Lee Tae-won told CNN Wednesday that a source inside North Korea had told him that his wife is being held in the border city of Sinuiju for interrogation, after being caught in China.
In October, Lee -- a new name he picked after arriving in South Korea in 2015 -- arranged for his wife and 4-year-old son to be smuggled out of North Korea. They made it out successfully but were later caught in northeast China with eight other defectors, en route to South Korea.
China does not consider those fleeing North Korea to be refugees. It classifies them as "illegal economic migrants," a policy which means they are routinely sent back to North Korea where they are met with almost certain punishment.

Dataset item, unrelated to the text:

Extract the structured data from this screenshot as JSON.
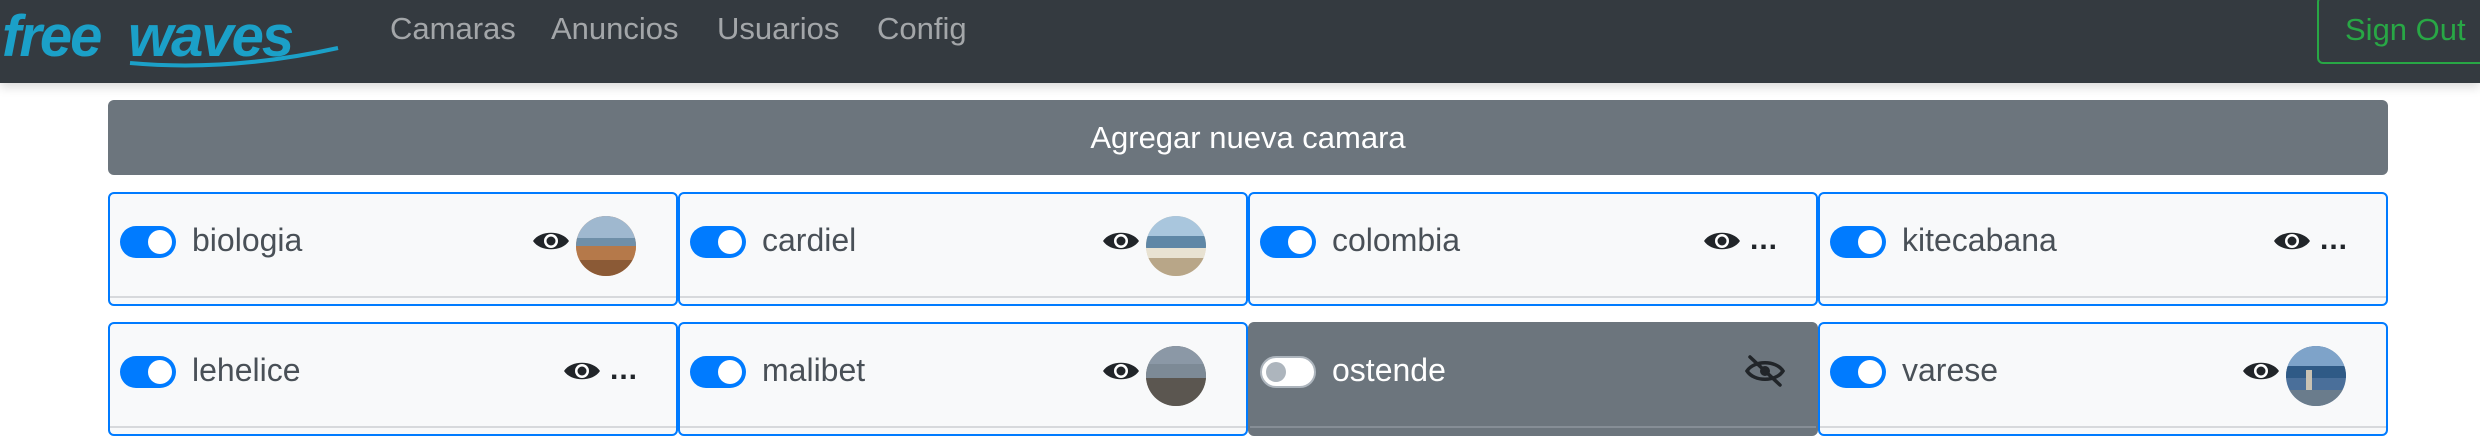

But Pastor Kim Sung-eun, a South Korean activist who works to help North Koreans defect and is advising Lee, told CNN a second source inside North Korea confirmed Lee's wife was back inside the country.
CNN is not naming either source or their connections to Lee and Kim for security reasons. It's unclear what happened to Lee's son.
"I will live my entire my life in guilt. It hurts so much and I feel so lonely," Lee told CNN at a demonstration Wednesday outside the Chinese embassy in Seoul. "Because of my decision to bring them to South Korea, my wife will be sent to a political prison and my son will be sent to an orphanage, if he is lucky enough to survive."
Defectors who return to North Korea will often be sent to one of the country's many gulags, known as "kwanliso," sometimes along with their entire families to deter others from trying to leave the country.
"I feel so empty. I feel so sorry," Lee said at the demonstration. "I want to see them again but I know it will never happen."
South Korea's Foreign ministry would neither confirm nor deny if Lee's family had been returned to North Korea. A Foreign Ministry spokesman told CNN Tuesday that Seoul was attempting to undertake diplomatic efforts to ensure that North Korean defectors will not be forcefully sent back.